Does this ruling mean those without a ‘right to reside’ under these provisions have no protection from expulsion? Absolutely not: the judgment doesn’t prevent them from invoking the protection of Articles 14 and 15.
Here’s why: First, the judgment’s wording: the Court states its ruling applies ‘so far as concerns access to social benefits’ regarding ‘equal treatment’ rules. It consistently refers to equal treatment and social benefits, not complete exclusion from the Directive.
Second, the Directive’s wording, which the Court uses to justify its ruling. The right to equal treatment in Article 24(1) applies to ‘all Union citizens residing on the basis of the Directive’. But Articles 14(3), 15(1), and 15(3) lack this qualification.
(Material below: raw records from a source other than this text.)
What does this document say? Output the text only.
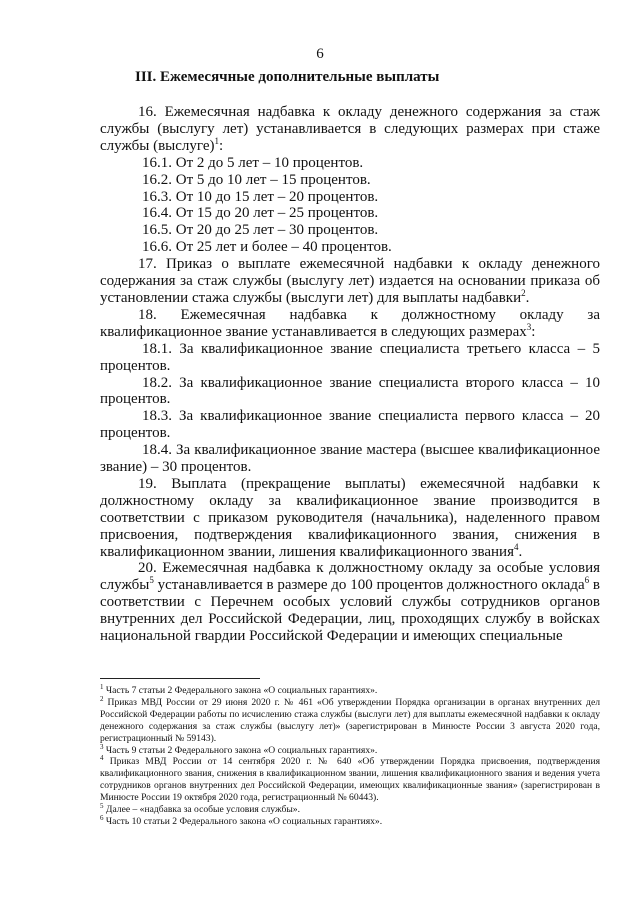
6
III. Ежемесячные дополнительные выплаты

16. Ежемесячная надбавка к окладу денежного содержания за стаж службы (выслугу лет) устанавливается в следующих размерах при стаже службы (выслуге)$^1$:

16.1. От 2 до 5 лет – 10 процентов.

16.2. От 5 до 10 лет – 15 процентов.

16.3. От 10 до 15 лет – 20 процентов.

16.4. От 15 до 20 лет – 25 процентов.

16.5. От 20 до 25 лет – 30 процентов.

16.6. От 25 лет и более – 40 процентов.

17. Приказ о выплате ежемесячной надбавки к окладу денежного содержания за стаж службы (выслугу лет) издается на основании приказа об установлении стажа службы (выслуги лет) для выплаты надбавки$^2$.

18. Ежемесячная надбавка к должностному окладу за квалификационное звание устанавливается в следующих размерах$^3$:

18.1. За квалификационное звание специалиста третьего класса – 5 процентов.

18.2. За квалификационное звание специалиста второго класса – 10 процентов.

18.3. За квалификационное звание специалиста первого класса – 20 процентов.

18.4. За квалификационное звание мастера (высшее квалификационное звание) – 30 процентов.

19. Выплата (прекращение выплаты) ежемесячной надбавки к должностному окладу за квалификационное звание производится в соответствии с приказом руководителя (начальника), наделенного правом присвоения, подтверждения квалификационного звания, снижения в квалификационном звании, лишения квалификационного звания$^4$.

20. Ежемесячная надбавка к должностному окладу за особые условия службы$^5$ устанавливается в размере до 100 процентов должностного оклада$^6$ в соответствии с Перечнем особых условий службы сотрудников органов внутренних дел Российской Федерации, лиц, проходящих службу в войсках национальной гвардии Российской Федерации и имеющих специальные

$^1$ Часть 7 статьи 2 Федерального закона «О социальных гарантиях».

$^2$ Приказ МВД России от 29 июня 2020 г. № 461 «Об утверждении Порядка организации в органах внутренних дел Российской Федерации работы по исчислению стажа службы (выслуги лет) для выплаты ежемесячной надбавки к окладу денежного содержания за стаж службы (выслугу лет)» (зарегистрирован в Минюсте России 3 августа 2020 года, регистрационный № 59143).

$^3$ Часть 9 статьи 2 Федерального закона «О социальных гарантиях».

$^4$ Приказ МВД России от 14 сентября 2020 г. № 640 «Об утверждении Порядка присвоения, подтверждения квалификационного звания, снижения в квалификационном звании, лишения квалификационного звания и ведения учета сотрудников органов внутренних дел Российской Федерации, имеющих квалификационные звания» (зарегистрирован в Минюсте России 19 октября 2020 года, регистрационный № 60443).

$^5$ Далее – «надбавка за особые условия службы».

$^6$ Часть 10 статьи 2 Федерального закона «О социальных гарантиях».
Third, the Directive’s overall logic. Regarding Articles 15(1) and (3), since those eligible for residency can’t be expelled except on grounds of public policy etc., those provisions would be meaningless unless they applied to those without residency. Similarly, since applying for social assistance could mean an EU citizen loses residency, Article 14(3) would be irrelevant unless it applied to those without it.
Finally, the Court of Justice already ruled in the Commission v Netherlands case that EU expulsion rules protected those lacking residency under the pre-Directive EU free movement rules. Specifically, the Court stated:
To exclude from the benefit of those substantive and procedural safeguards [on expulsion] citizens of the Union who are not lawfully resident on the territory of the host Member State would deprive those safeguards of their essential effectiveness.
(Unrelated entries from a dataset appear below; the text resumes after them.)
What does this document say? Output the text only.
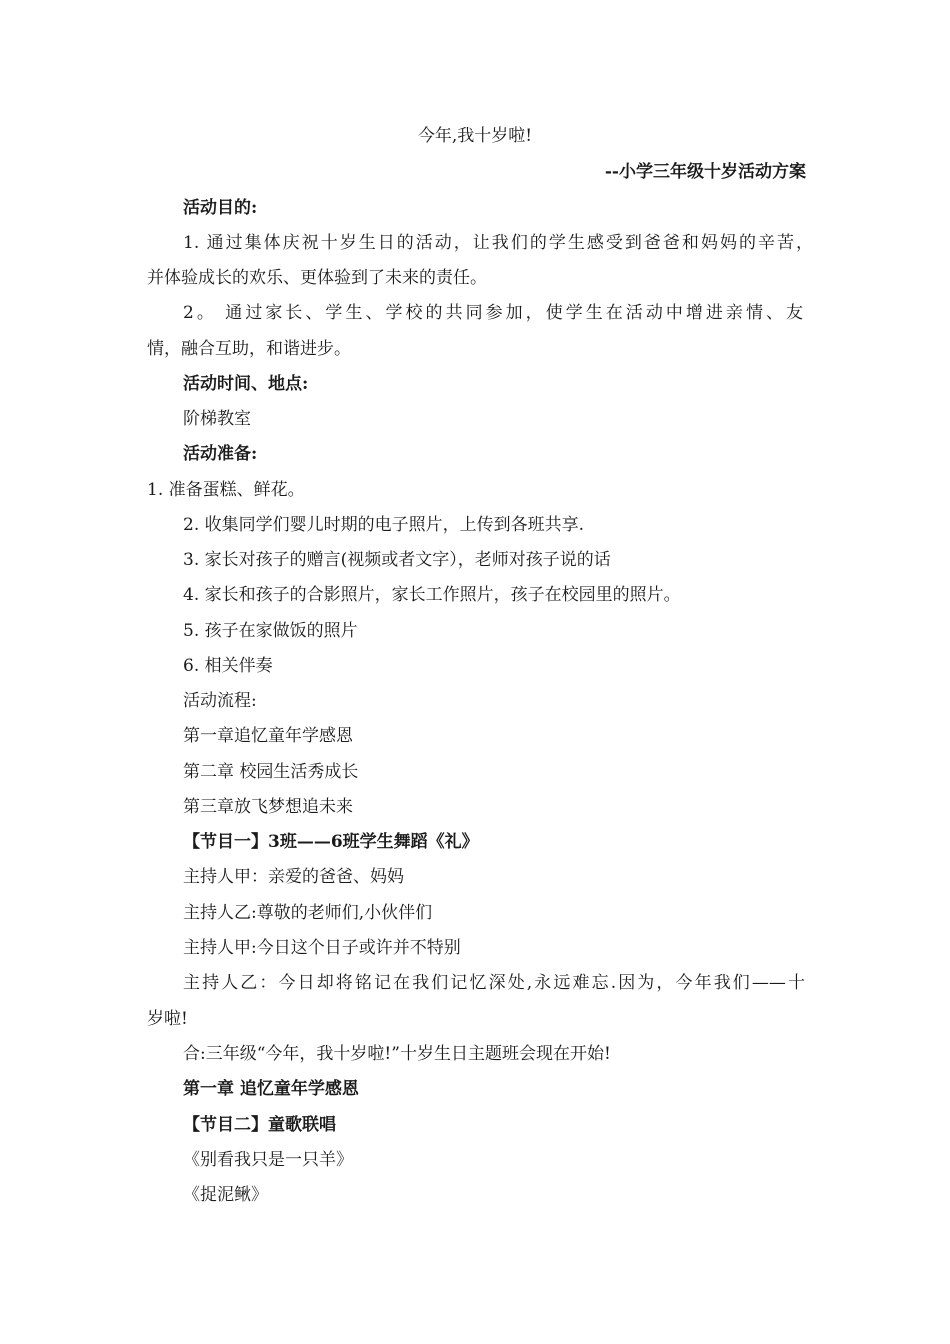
今年,我十岁啦!
--小学三年级十岁活动方案
活动目的:
1. 通过集体庆祝十岁生日的活动，让我们的学生感受到爸爸和妈妈的辛苦，
并体验成长的欢乐、更体验到了未来的责任。
2。 通过家长、学生、学校的共同参加，使学生在活动中增进亲情、友
情，融合互助，和谐进步。
活动时间、地点:
阶梯教室
活动准备:
1. 准备蛋糕、鲜花。
2. 收集同学们婴儿时期的电子照片，上传到各班共享.
3. 家长对孩子的赠言(视频或者文字），老师对孩子说的话
4. 家长和孩子的合影照片，家长工作照片，孩子在校园里的照片。
5. 孩子在家做饭的照片
6. 相关伴奏
活动流程:
第一章追忆童年学感恩
第二章 校园生活秀成长
第三章放飞梦想追未来
【节目一】3班——6班学生舞蹈《礼》
主持人甲：亲爱的爸爸、妈妈
主持人乙:尊敬的老师们,小伙伴们
主持人甲:今日这个日子或许并不特别
主持人乙：今日却将铭记在我们记忆深处,永远难忘.因为，今年我们——十
岁啦!
合:三年级“今年，我十岁啦!”十岁生日主题班会现在开始!
第一章 追忆童年学感恩
【节目二】童歌联唱
《别看我只是一只羊》
《捉泥鳅》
Logically, the same applies here. In fact, rules on expulsions based on public policy, etc., aren’t limited to those with a Directive-based ‘right to reside’, except Article 28(2), which only applies to permanent residents. This wording implies an a contrario reading for the other expulsion rules.
Types of residence in another Member State
It might seem strange that parts of the Directive (like expulsion rules) apply to all EU citizens, while others (like equal treatment) only apply to those with a ‘right to reside’ under it. However, there are other situations where EU citizens reside in another Member State without a Directive-based ‘right to reside’.
One example is children of former workers, or their parent carers. They sometimes have rights not under the Directive, but under the separate Regulation on the free movement of workers (see the Alarape judgment).
Second, they might have residency rights under national, but not EU law (see the Ziolkowski judgment), although their right to equal treatment for social assistance in such cases (developed since the Martinez Sala judgment) seems implicitly overruled by Dano, which links such equal treatment solely to the Directive-based right to reside.
Third, they might reside illegally in the host Member State.
Finally, they might have a child who is a citizen of the host State due to a previous relationship with a national of that state. This raises an interesting question: could there be a parallel with the Ruiz Zambrano judgment, where the Court ruled that expelling the third-country national parent of an EU citizen child was prohibited, as it would effectively remove an EU citizen from EU territory? Could a similar rule apply to the effective removal of a home Member State national to another Member State? Or would that be acceptable since the child, as an EU citizen, would remain within the Union?
We can anticipate some interesting jurisprudence from the Court of Justice.